Speaking of what he sees as President Obama’s foreign policy failures, he said, “In international politics, weakness is provocative.”
“And right now,” he continued, “I’m afraid under Barack Obama, America is projecting weakness to people like Mahmoud Ahmadinejad in Iran or Vladimir Putin in Russia, or China and its aggressive moves.”
As for Iraq and Afghanistan, Cotton thinks President Obama should have fought to keep a residual force to maintain the hard fought gains in the former and failed to give his generals the full compliment of troops they asked for in the latter.
“In Iraq and Afghanistan,” he said, “the president is risking the snatching of defeat from the jaws of victory.”
“I believe in those wars that’s why I went to fight in them,” he added. “I think the world is safer and America is safer when America is leading in the world.”

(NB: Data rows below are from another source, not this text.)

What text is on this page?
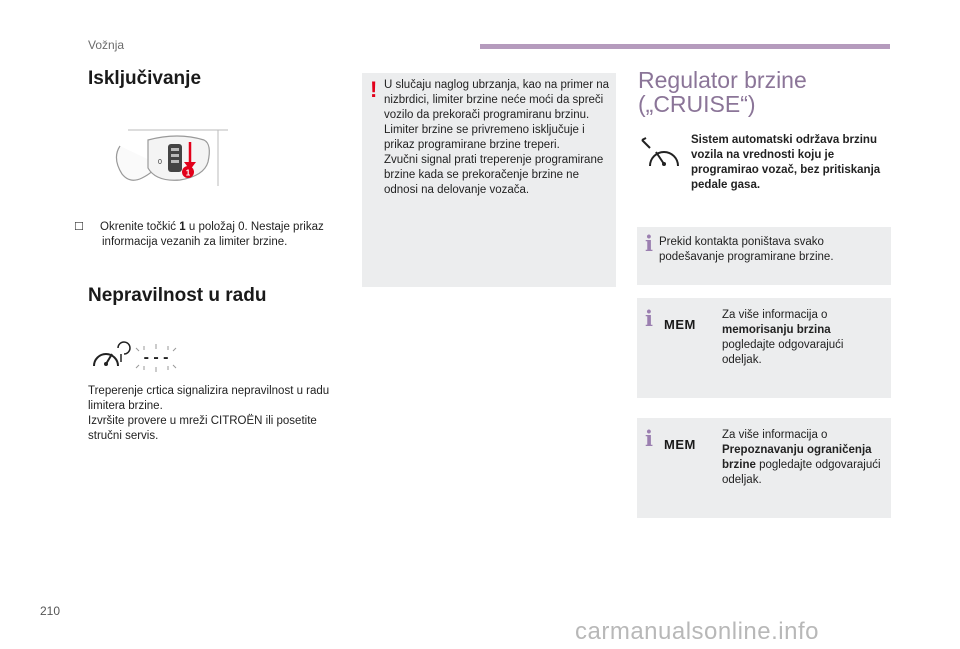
Vožnja
Isključivanje
1
0
☐ Okrenite točkić 1 u položaj 0. Nestaje prikaz informacija vezanih za limiter brzine.
Nepravilnost u radu
- - -
Treperenje crtica signalizira nepravilnost u radu limitera brzine.
Izvršite provere u mreži CITROËN ili posetite stručni servis.
! U slučaju naglog ubrzanja, kao na primer na nizbrdici, limiter brzine neće moći da spreči vozilo da prekorači programiranu brzinu.
Limiter brzine se privremeno isključuje i prikaz programirane brzine treperi.
Zvučni signal prati treperenje programirane brzine kada se prekoračenje brzine ne odnosi na delovanje vozača.
Regulator brzine („CRUISE“)
Sistem automatski održava brzinu vozila na vrednosti koju je programirao vozač, bez pritiskanja pedale gasa.
i Prekid kontakta poništava svako podešavanje programirane brzine.
i MEM
Za više informacija o memorisanju brzina pogledajte odgovarajući odeljak.
i MEM
Za više informacija o Prepoznavanju ograničenja brzine pogledajte odgovarajući odeljak.
210
carmanualsonline.info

Asked who he would like to model his congressional career after, Cotton rattled off a list of senators.
He says he admires Republicans Pat Toomey of Pennsylvania, Marco Rubio of Florida, Tom Coburn of Oklahoma, Jim DeMint of South Carolina and Mike Lee of Utah.
They are “strong conservatives who defend America abroad and stand up for the free enterprise system here at home,” he said.
He also named Ohio Rep. Jim Jordan and Georgia Rep. Tom Graves as House members he likes.
In a blog post, Weekly Standard editor Bill Kristol, a major Cotton proponent, compared his nascent political biography to Bill Clinton’s, with the exception that Kristol’s preferred Arkansas native volunteered to serve his country.
Cotton laughed at the comparison.
“Well, you know, Bill Clinton was certainly a skillful politician and had great electoral success, but we don’t see eye-to-eye much on policy views,” he said.
Asked about Kristol’s prediction that he may be a future presidential contender — perhaps in 2024 or 2028 — Cotton said he just wants to work on getting elected to Congress.
“I’ve got less than 8 weeks left until early voting begins in Arkansas so we’re just focused on trying to get absentee ballots out the door,” he said. “I’ll let future plans work themselves out. Everyone seems to have big plans for my life; they just don’t always tell me.”
But if he does get elected to the people’s chamber, he says his top priorities are to work to fix America’s debt problem by reforming and strengthening Medicare, to push for fundamental tax reform and to fight to keep America safe — specifically by working to stop Iran from developing nuclear weapons.
“I’m going to Congress to try to do big things and have a big impact,” he said. “You know, I don’t want to do small things that evaporate as soon as I leave Congress and have a legacy as lasting as Cotton candy at a county fair.”